From rodent models to clinical practice
- A 2019 study used hyperglycemic and type 2 diabetic rodent models to investigate how the effects of vagus nerve stimulation (VNS) could be optimized through changing parameters like the stimulation frequency, pulse width and stimulation pattern.
- The researchers found that the following VNS parameters were most effective at reducing blood glucose levels:
- A low frequency of 5 Hz (compared to higher frequencies)

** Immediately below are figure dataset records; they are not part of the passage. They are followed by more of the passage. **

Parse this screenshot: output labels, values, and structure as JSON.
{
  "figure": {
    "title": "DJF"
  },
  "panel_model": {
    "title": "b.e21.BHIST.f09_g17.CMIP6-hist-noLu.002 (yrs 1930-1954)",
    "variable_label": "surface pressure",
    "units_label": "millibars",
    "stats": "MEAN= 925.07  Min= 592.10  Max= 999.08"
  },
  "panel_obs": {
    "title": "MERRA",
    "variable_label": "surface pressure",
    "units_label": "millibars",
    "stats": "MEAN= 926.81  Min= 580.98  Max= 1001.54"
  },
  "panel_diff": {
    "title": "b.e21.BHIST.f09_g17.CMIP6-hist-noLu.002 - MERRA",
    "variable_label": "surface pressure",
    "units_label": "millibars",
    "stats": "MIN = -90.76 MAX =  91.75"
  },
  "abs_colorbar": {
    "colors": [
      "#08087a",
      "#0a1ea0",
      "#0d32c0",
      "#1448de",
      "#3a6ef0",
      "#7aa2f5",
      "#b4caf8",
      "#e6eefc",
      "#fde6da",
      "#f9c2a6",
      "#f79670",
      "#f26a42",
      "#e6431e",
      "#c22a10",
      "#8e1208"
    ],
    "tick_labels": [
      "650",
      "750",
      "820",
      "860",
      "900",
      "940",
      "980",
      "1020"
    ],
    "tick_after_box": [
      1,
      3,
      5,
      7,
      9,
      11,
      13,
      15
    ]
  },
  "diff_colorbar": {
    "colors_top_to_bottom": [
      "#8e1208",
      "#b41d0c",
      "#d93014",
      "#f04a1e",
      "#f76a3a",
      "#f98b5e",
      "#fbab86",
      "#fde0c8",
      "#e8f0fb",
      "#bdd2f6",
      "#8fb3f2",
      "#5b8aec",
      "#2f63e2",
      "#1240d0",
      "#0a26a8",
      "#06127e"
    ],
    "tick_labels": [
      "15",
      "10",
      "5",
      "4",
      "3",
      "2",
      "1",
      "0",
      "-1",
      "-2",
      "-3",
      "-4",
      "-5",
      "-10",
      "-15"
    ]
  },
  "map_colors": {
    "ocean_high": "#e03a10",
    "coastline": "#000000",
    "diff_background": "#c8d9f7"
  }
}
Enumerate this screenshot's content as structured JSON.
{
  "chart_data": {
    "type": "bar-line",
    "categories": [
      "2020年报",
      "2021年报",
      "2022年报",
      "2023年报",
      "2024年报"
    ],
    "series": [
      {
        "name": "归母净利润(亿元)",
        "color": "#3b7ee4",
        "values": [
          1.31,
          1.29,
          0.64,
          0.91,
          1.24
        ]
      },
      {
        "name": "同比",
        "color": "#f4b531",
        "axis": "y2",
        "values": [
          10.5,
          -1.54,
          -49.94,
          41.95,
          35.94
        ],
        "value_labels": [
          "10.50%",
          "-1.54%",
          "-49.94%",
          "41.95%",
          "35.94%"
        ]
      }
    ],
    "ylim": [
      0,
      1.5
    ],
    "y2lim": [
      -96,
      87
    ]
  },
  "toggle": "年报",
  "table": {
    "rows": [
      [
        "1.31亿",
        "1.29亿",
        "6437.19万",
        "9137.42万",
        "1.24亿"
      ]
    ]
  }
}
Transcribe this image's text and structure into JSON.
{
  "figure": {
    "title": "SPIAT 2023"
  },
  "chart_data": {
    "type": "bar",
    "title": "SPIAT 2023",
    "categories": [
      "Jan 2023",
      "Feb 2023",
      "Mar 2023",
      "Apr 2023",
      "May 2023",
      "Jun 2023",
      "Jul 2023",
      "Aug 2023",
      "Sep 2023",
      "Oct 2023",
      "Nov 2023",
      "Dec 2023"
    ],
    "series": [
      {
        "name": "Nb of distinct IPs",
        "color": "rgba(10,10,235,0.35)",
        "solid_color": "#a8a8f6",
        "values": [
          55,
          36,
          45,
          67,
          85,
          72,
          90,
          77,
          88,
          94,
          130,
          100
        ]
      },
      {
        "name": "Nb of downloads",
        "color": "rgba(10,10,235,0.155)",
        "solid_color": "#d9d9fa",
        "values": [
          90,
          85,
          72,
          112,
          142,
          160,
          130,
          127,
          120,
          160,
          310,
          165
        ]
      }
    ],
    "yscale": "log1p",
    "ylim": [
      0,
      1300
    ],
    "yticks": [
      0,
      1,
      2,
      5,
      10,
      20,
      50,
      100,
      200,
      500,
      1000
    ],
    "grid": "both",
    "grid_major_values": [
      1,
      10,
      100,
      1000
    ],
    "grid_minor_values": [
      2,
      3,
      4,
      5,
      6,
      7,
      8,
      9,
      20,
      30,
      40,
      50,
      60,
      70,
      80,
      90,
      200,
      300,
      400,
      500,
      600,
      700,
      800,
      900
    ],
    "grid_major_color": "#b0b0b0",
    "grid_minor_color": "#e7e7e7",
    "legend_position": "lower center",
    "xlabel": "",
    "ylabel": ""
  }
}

- Short pulses of 0.3 ms (compared to wide pulses of 3 ms)
- An intermittent stimulation pattern of 10 seconds on and 90 seconds off (compared to continuous stimulation)
- Why this matters: VNS has already been approved by the FDA to treat depression and epilepsy, and studies like this are helping to validate the effectiveness of VNS to treat diabetes.
A few research players
The field of “electroceuticals”, or devices that modulate nerves, is growing, and there are many clinical trials underway.
- The NIH announced the SPARC (Stimulating Peripheral Activity to Relieve Conditions) program in late 2016, which provides $238 million in funding until 2021 for research into how these electrical signals control organ function.
- SetPoint Medical is a California-based bioelectronic medicine company that has raised over $80 million to run clinical trials testing an implantable electroceutical device to treat Rheumatoid Arthritis and Crohn’s disease.
- Galvani Bioelectronics is a $713 million bioelectronics joint venture between Google’s Verily and GlaxoKlineSmith.
Bottom line: Offering the possibility of more customized treatments, bioelectronics have stirred excitement among researchers, the pharma industry and patients.